Die Brack Super League 2025/26 geht in ihre entscheidende Woche. Vier Tage vor Saisonende ist im Kampf um die europäischen Plätze noch alles offen, und Lugano bereitet sich auf eines der wichtigsten Spiele der Saison vor. Am Donnerstag, 14. Mai, um 16:30 Uhr treten die bianconeri im Stade de Tourbillon zum 37. Spieltag, dem vorletzten der Championship Group, beim FC Sion an.
Die Mannschaft von Mattia Croci-Torti geht mit 63 Punkten auf dem dritten Platz in die Partie, zwei Punkte vor Sion, das mit 61 Punkten auf dem vierten Platz liegt. Nach den Erfolgen gegen Tabellenführer Thun, der durch einen Elfmeter von Alioski in der Nachspielzeit entschieden wurde, und gegen die Young Boys, besiegelt durch einen Kopfball von Renato Steffen in der Schlussphase, musste Lugano im letzten Meisterschaftsspiel in Cornaredo eine 1:2-Niederlage gegen St. Gallen hinnehmen, wodurch die positive Serie unterbrochen wurde. Eine bittere Niederlage, die den Bianconeri jedoch nicht die Kontrolle über ihr eigenes Schicksal genommen hat.
Der Vorsprung in der Tabelle bleibt nämlich wertvoll. Mit einem Sieg in Sion würde Lugano den dritten Platz unter Dach und Fach bringen und sich den Einzug in die zweite Qualifikationsrunde der UEFA Conference League sichern. Bei einem Unentschieden oder einer Niederlage würde sich die Entscheidung hingegen auf den letzten Spieltag der Meisterschaft verschieben, der am Sonntag gegen Basel in Cornaredo auf dem Programm steht. Auch aus diesem Grund nimmt das Auswärtsspiel im Wallis die Züge eines echten Duells an, bei dem die Bedeutung der Punkte über das einzelne Spiel hinausgeht.
EIN SION IN TOPFORM
Der Gegner ist jedoch eine der formstärksten Mannschaften der Liga. Sion hat seit Anfang März nicht mehr verloren, als es im Cornaredo-Stadion gegen Lugano eine Niederlage hinnehmen musste. Seitdem hat die von Didier Tholot trainierte Mannschaft sechs Siege und zwei Unentschieden eingefahren und damit einen Aufschwung hingelegt, der sie wieder voll ins Rennen um die europäischen Plätze gebracht und Druck auf die bianconeri ausgeübt hat. Der jüngste Heimsieg gegen den bereits als Schweizer Meister feststehenden Thun hat die positive Form einer Mannschaft bestätigt, die gerade in der entscheidenden Phase der Saison wieder zu Beständigkeit gefunden hat.

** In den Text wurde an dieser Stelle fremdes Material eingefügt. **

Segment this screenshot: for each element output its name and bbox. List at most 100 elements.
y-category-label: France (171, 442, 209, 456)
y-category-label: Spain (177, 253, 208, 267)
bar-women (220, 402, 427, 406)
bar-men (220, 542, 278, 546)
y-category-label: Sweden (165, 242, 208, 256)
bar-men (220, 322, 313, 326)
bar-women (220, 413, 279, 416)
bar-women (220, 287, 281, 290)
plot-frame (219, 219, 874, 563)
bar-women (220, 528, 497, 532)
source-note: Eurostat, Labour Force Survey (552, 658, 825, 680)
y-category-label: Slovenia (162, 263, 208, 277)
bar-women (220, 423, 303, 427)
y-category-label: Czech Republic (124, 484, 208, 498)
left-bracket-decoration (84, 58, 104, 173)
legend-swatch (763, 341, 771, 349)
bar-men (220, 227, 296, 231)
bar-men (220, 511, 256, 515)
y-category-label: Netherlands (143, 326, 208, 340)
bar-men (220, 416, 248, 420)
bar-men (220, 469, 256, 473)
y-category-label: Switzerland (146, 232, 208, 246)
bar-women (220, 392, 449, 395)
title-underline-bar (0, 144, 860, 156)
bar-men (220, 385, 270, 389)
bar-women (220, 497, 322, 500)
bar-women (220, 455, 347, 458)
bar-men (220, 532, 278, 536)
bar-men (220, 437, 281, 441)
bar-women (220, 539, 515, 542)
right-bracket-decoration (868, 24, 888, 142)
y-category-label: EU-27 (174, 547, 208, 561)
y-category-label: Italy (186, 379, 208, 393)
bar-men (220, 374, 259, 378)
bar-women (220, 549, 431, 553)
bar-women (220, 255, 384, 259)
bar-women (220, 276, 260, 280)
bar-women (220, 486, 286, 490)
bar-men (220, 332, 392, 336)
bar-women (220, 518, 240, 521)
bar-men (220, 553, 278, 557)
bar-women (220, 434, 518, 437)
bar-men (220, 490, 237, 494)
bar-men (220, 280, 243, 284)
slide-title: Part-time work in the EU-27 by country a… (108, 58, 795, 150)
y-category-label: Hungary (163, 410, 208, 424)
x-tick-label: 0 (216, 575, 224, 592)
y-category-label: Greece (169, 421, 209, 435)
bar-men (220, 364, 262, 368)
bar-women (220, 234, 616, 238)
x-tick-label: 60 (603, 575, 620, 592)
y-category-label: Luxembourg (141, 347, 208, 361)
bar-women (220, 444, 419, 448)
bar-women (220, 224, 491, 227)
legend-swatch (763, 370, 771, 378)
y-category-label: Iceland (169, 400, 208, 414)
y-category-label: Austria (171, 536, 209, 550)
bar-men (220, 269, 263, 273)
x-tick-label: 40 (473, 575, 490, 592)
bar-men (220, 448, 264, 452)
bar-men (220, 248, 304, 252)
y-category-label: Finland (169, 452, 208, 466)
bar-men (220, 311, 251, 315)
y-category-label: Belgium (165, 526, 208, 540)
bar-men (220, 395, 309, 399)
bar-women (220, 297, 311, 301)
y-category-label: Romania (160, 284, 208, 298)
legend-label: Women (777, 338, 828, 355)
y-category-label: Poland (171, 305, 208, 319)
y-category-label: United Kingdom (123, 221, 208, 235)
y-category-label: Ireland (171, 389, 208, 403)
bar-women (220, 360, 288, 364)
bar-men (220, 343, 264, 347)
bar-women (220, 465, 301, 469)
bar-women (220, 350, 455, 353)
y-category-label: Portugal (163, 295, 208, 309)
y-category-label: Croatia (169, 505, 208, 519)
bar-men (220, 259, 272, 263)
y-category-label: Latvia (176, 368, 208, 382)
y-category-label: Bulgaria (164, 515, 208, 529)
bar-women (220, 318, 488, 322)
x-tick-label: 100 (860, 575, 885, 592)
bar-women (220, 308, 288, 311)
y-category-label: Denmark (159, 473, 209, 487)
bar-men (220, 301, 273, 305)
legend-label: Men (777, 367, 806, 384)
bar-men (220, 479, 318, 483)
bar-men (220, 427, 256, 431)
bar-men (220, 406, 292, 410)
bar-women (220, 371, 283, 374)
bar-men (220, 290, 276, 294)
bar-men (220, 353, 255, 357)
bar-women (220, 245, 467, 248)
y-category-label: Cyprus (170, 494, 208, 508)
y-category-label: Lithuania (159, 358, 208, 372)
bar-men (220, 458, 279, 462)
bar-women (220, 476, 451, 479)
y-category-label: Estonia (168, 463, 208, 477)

Auch die bisherigen Saisonergebnisse zeugen von einem ausgeglichenen Duell: je ein Sieg und ein Unentschieden in den drei bereits ausgetragenen Begegnungen. Der letzte Erfolg der bianconeri in Cornaredo stellt somit einen wichtigen Bezugspunkt dar, ändert aber nichts an der Ausgangslage. In Sion wird eine komplette Leistung gefragt sein, in einem Spiel, in dem zwei Mannschaften aufeinandertreffen, die mit dem gleichen Ziel und mit äusserst geringem Spielraum für Fehler in die entscheidende Phase gekommen sind.
DIE ENTSCHEIDUNGEN VON CROCI-TORTI
In diesem Zusammenhang muss Lugano zudem mit einigen bedeutenden Ausfällen rechnen. Renato Steffen ist gesperrt, während Daniel Dos Santos weiterhin mit einer Verletzung zu kämpfen hat, die seinen Einsatz bereits am Donnerstag erschwert. Nach dem Spiel gegen St. Gallen erklärte Croci-Torti die Notwendigkeit, neue Lösungen im Angriff zu finden: „Wir werden uns im Sturm sicherlich etwas einfallen lassen. Wir werden in den nächsten Trainingseinheiten sehen, wer mich am meisten überzeugt.“ Eine zusätzliche Schwierigkeit, aber auch eine Gelegenheit, die gesamte Mannschaft in die Verantwortung zu nehmen, die nun den letzten Schritt tun muss, von dem der Trainer der bianconeri schon mehrfach gesprochen hat.
Die Enttäuschung über die Niederlage gegen St. Gallen lässt somit Raum für eine sofortige Reaktion. Die Meisterschaft bietet Lugano nun eine klare Chance: das bisher Erreichte zu verteidigen und das Auswärtsspiel in Sion zum entscheidenden Schritt in Richtung Europa zu machen. Es stehen noch zwei Spiele aus, doch das erste könnte bereits der Matchball sein.